This is a hopeful, optimistic series about the past, the future and how Ukraine shows us the way forward, not Farage, Trump, Theil or Musk.
Civilisation is just what happens when human anxiety learns bookkeeping. The story we call “progress” is the same story told eight times in different dialects:
A new tool appears, the world gets bigger, someone panics, and the effort to stop the change creates more of it. It’s a loop, not a line.
We’ve been running that loop since the first farmer decided the wild grain outside the campfire should stay put. That was the moment the world tipped.
Bread was humanity’s first food invention and its first trap — the prototype for every “can’t go back” in history. Once you can store food, you can own it; once you can own it, you can fear losing it. And that’s the kernel of everything that followed: fear turned into ritual, ritual turned into law, law turned into empire, and empire turned into a machine.
Each era built its defences against novelty and called them virtues. Every one of them eventually fell to the very thing it tried to suppress.
The priests of the early fields built calendars to control the seasons and ended up inventing bureaucracy.

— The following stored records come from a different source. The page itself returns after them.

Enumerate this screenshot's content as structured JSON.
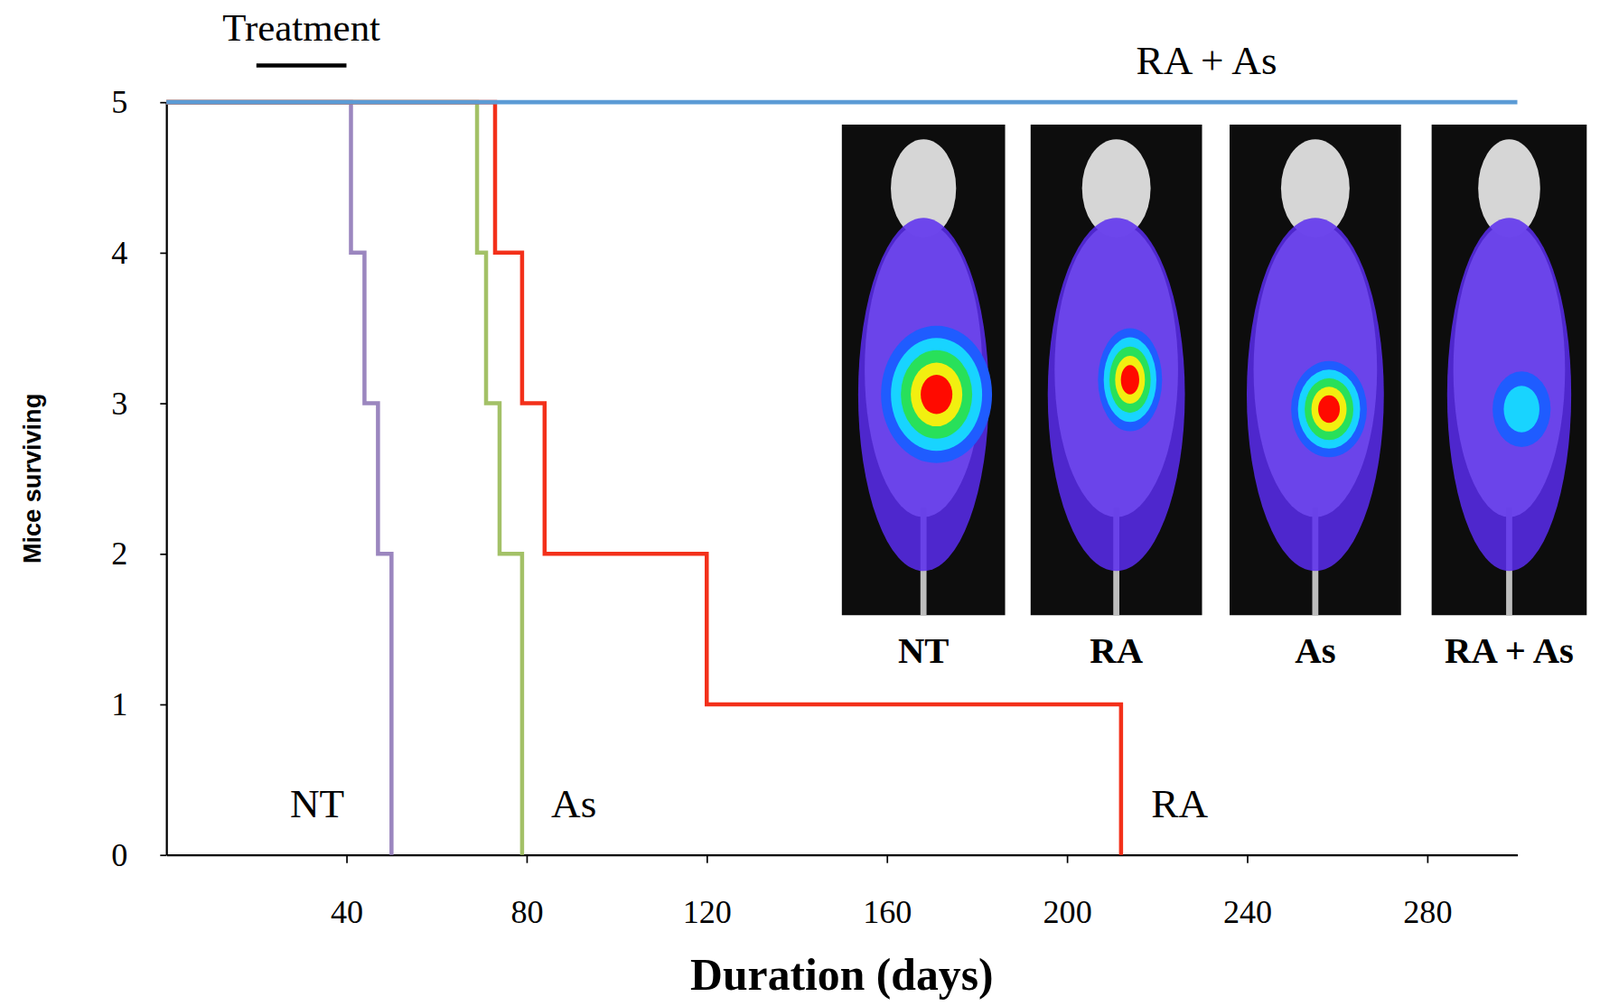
{
  "chart_data": {
    "type": "line",
    "line_style": "step",
    "xlabel": "Duration (days)",
    "ylabel": "Mice surviving",
    "xlim": [
      0,
      300
    ],
    "xticks": [
      40,
      80,
      120,
      160,
      200,
      240,
      280
    ],
    "ylim": [
      0,
      5
    ],
    "yticks": [
      0,
      1,
      2,
      3,
      4,
      5
    ],
    "grid": false,
    "series": [
      {
        "name": "NT",
        "color": "#9b86bf",
        "x": [
          0,
          41,
          44,
          47,
          50
        ],
        "values": [
          5,
          4,
          3,
          2,
          0
        ]
      },
      {
        "name": "As",
        "color": "#a3c167",
        "x": [
          0,
          69,
          71,
          74,
          79
        ],
        "values": [
          5,
          4,
          3,
          2,
          0
        ]
      },
      {
        "name": "RA",
        "color": "#f3301a",
        "x": [
          0,
          73,
          79,
          84,
          120,
          212
        ],
        "values": [
          5,
          4,
          3,
          2,
          1,
          0
        ]
      },
      {
        "name": "RA + As",
        "color": "#5b9bd5",
        "x": [
          0,
          300
        ],
        "values": [
          5,
          5
        ]
      }
    ],
    "annotations": [
      {
        "text": "Treatment",
        "x": [
          20,
          40
        ]
      }
    ],
    "image_labels": [
      "NT",
      "RA",
      "As",
      "RA + As"
    ]
  }
}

The emperors of order burned or crucified heretics to preserve faith and created science instead.
The kings of print censored pamphlets and gave birth to democracy.
The industrial planners sought perfection and produced total war.
The broadcasters promised consensus and built propaganda.
The network builders promised freedom and delivered addiction and control.
And yet, each collapse left behind one small gift: adaptability. The ruins always taught us how to move a little faster, coordinate a little wider, think a little more plural.
This series, When the Fields Fought Back, isn’t about technology.
It’s about the emotional life cycle of civilisation—the way every new medium or idea amplifies our oldest fear: that difference or change will undo us. That fear has justified every crusade, empire, purity law, and “return to order” since the invention of the plough. It’s also what keeps inventing the future and how Ukraine fits into that future.
We still run the same software: the belief that if we can just organise the world properly—through temples, markets, political parties, algorithms—chaos will stop knocking.
It never does. The gods of old demanded sacrifice; the gods of modernity demand optimisation and efficiency. Either way, we keep feeding them.
What you’ll read here is one continuous story told through different masks:
Bread and the Gods.
Empires of Order.
The Paper Earth.
Total War, Total Media.
The Broadcast Century.
The Network Harvest.
The Restoration Bloc.
And finally, The Restoration Paradox.
It’s a story about how every attempt to restore the past accelerates the future,
how every fight against difference breeds new forms of it, and how every age mistakes its own architecture for eternity.
“The technium is not a collection of inventions,” wrote Kevin Kelly, “but a living system that keeps creating new possibilities.”
That’s the theme running through this series: technology as evolution’s next nervous system, and us—an anxious species still convinced the next harvest will finally be enough.
This is not a chronicle of optimism or despair.
It’s a field guide to pattern recognition.
History doesn’t repeat, but it does rhyme,
And right now, the fields are stirring again.





All these things are true, but whither AI, Matt?
I fear we’ll not suffer some future Butlerian jihad, but rather generations of unparalleled tyranny and/or unparalleled hallucination-driven paralysis at the hands of a naively conceived panopticon/panoptimizer — followed by ecosystem collapse.
We’re going to need an ANTIFAI to get through what’s already here & what’s still to come.
But I’m already enlisted for that fight: I’ve seen this pattern emerging for my adult life, and baby I was born to fight for justice for all.